You probably don't really need this, but my mate function just stitches two vectors together:
mate :: CustomerService -> CustomerService -> Int -> CustomerService
mate a b split = (fst $ V.splitAt split a) V.++ (snd $ V.splitAt split b)
So, this works:
offspring' :: CustomerService -> CustomerService -> Int -> (CustomerService, CustomerService)
offspring' a b split = (mate a b split, mate b a split)
step :: FacilityApp [CustomerService]
step = do
(pop, n) <- get
env <- ask
let e = (warehouses env, customers env)
let sorted@(p1:p2:_) = sortBy (sortByCost e) $ filter (validSolution e) pop
let (_:_:rest) = reverse sorted
-- these next two lines are of my concern
split <- getRandomR (1, V.length p1)
let (c1,c2) = offspring' p1 p2 split
-- eventually put the new children in the state and step again
put (c1:c2:rest, (n-1))
if n > 0 then step else return pop
BUT I would really rather define offspring like so:
offspring :: (RandomGen g) => CustomerService -> CustomerService -> Rand g (CustomerService, CustomerService)
offspring a b = do
split <- getRandomR (1, V.length a)
return (mate a b split, mate b a split)
However when I try to call this function in my step action with something like
(c1,c2) <- offspring p1 p2
The compiler yells at me that type Rand doesn't match expected type FacilityApp... which I guess makes sense to me, but I'm not sure how to make this work for me.

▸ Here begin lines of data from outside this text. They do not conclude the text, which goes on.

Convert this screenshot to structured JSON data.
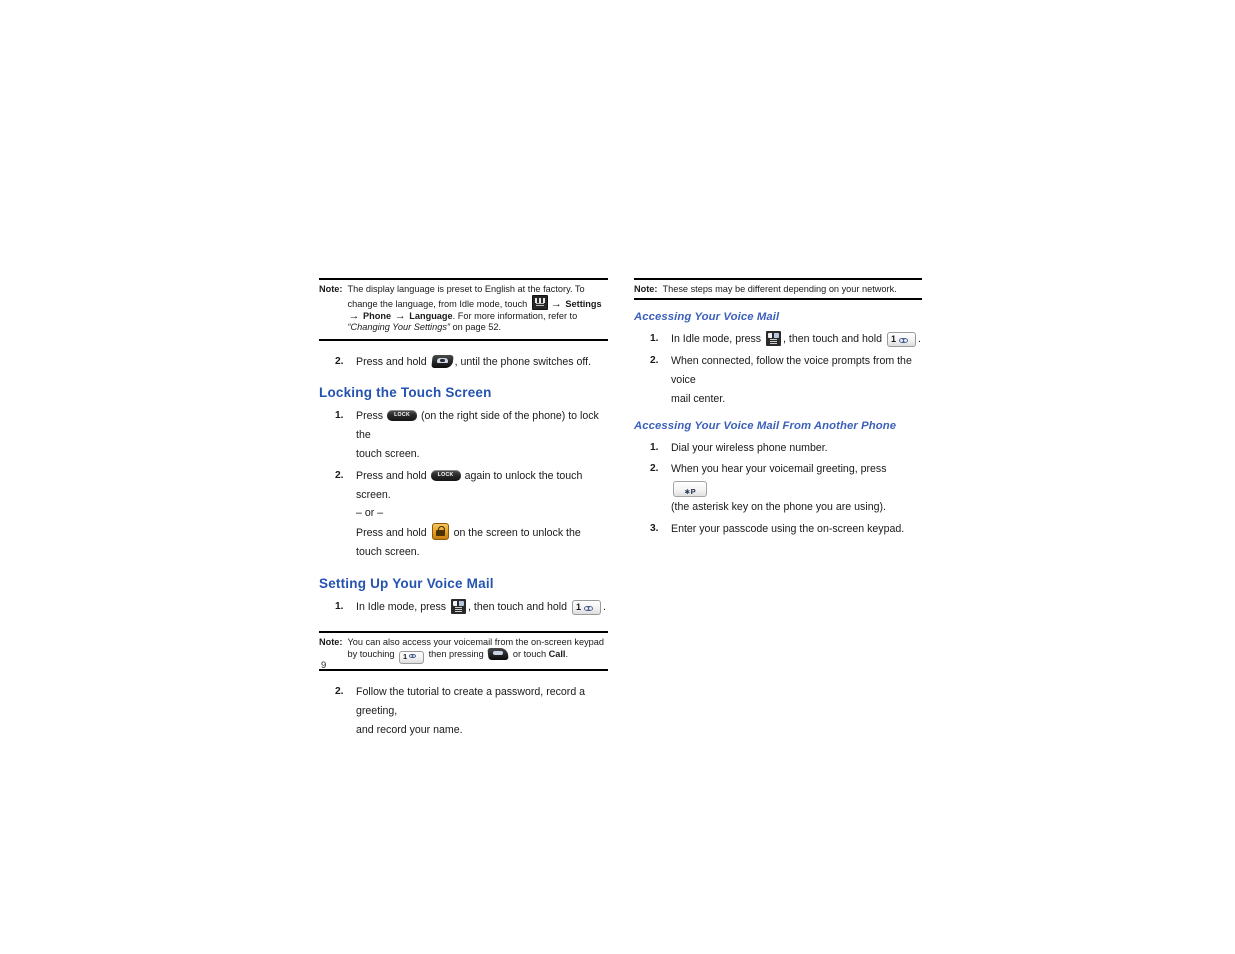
{
  "document": {
    "page_number": "9"
  },
  "left_column": {
    "note_language": {
      "label": "Note:",
      "text_part1": "The display language is preset to English at the factory. To change the language, from Idle mode, touch ",
      "icon": "menu-grid-icon",
      "arrow1": "→",
      "bold1": "Settings",
      "arrow2": "→",
      "bold2": "Phone",
      "arrow3": "→",
      "bold3": "Language",
      "text_part2": ". For more information, refer to ",
      "italic_ref": "“Changing Your Settings”",
      "text_part3": " on page 52."
    },
    "step_power_off": {
      "num": "2.",
      "text_before": "Press and hold",
      "icon": "end-call-key-icon",
      "text_after": ", until the phone switches off."
    },
    "heading_locking": "Locking the Touch Screen",
    "locking_steps": [
      {
        "num": "1.",
        "text_before": "Press",
        "icon": "lock-side-key-icon",
        "icon_label": "LOCK",
        "text_after": "(on the right side of the phone) to lock the",
        "line2": "touch screen."
      },
      {
        "num": "2.",
        "text_before": "Press and hold",
        "icon": "lock-side-key-icon",
        "icon_label": "LOCK",
        "text_after": "again to unlock the touch screen.",
        "or_line": "– or –",
        "alt_text_before": "Press and hold",
        "alt_icon": "orange-padlock-icon",
        "alt_text_after": "on the screen to unlock the",
        "alt_line2": "touch screen."
      }
    ],
    "heading_voicemail_setup": "Setting Up Your Voice Mail",
    "setup_step1": {
      "num": "1.",
      "text_before": "In Idle mode, press",
      "icon": "dial-pad-icon",
      "text_middle": ", then touch and hold",
      "key_label": "1",
      "key_icon": "voicemail-symbol-icon",
      "text_after": "."
    },
    "note_voicemail": {
      "label": "Note:",
      "text_part1": "You can also access your voicemail from the on-screen keypad by touching ",
      "key_label": "1",
      "key_icon": "voicemail-symbol-icon",
      "text_part2": " then pressing ",
      "send_icon": "send-call-key-icon",
      "text_part3": " or touch ",
      "bold_call": "Call",
      "text_part4": "."
    },
    "setup_step2": {
      "num": "2.",
      "line1": "Follow the tutorial to create a password, record a greeting,",
      "line2": "and record your name."
    }
  },
  "right_column": {
    "note_network": {
      "label": "Note:",
      "text": "These steps may be different depending on your network."
    },
    "heading_accessing": "Accessing Your Voice Mail",
    "accessing_steps": [
      {
        "num": "1.",
        "text_before": "In Idle mode, press",
        "icon": "dial-pad-icon",
        "text_middle": ", then touch and hold",
        "key_label": "1",
        "key_icon": "voicemail-symbol-icon",
        "text_after": "."
      },
      {
        "num": "2.",
        "line1": "When connected, follow the voice prompts from the voice",
        "line2": "mail center."
      }
    ],
    "heading_another_phone": "Accessing Your Voice Mail From Another Phone",
    "another_phone_steps": [
      {
        "num": "1.",
        "line1": "Dial your wireless phone number."
      },
      {
        "num": "2.",
        "text_before": "When you hear your voicemail greeting, press",
        "key_label": "∗P",
        "line2": "(the asterisk key on the phone you are using)."
      },
      {
        "num": "3.",
        "line1": "Enter your passcode using the on-screen keypad."
      }
    ]
  },
  "colors": {
    "section_heading": "#2553b0",
    "sub_heading": "#3b60bb",
    "padlock_button": "#e8a62b",
    "body_text": "#1a1a1a"
  }
}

I think maybe this needs some type of lifting and returning? But I can't figure it out. Can someone walk me through the problem here?
As a side question, notice that I am using the StateT to hold my round counter. This is faster than adding an argument to step. Is there an even more efficient way to take care of this?
Solution
Your offspring function returns a Rand computation. Rand, however, is just a specific MonadRandom instance (is is RandT over Identity), and not your FacilityApp monad. You should either change Rand to FacilityApp or, given that you are only using MonadRandom functions, generalise the type to any MonadRandom:
offspring :: (MonadRandom m) => CustomerService -> CustomerService
-> m (CustomerService, CustomerService)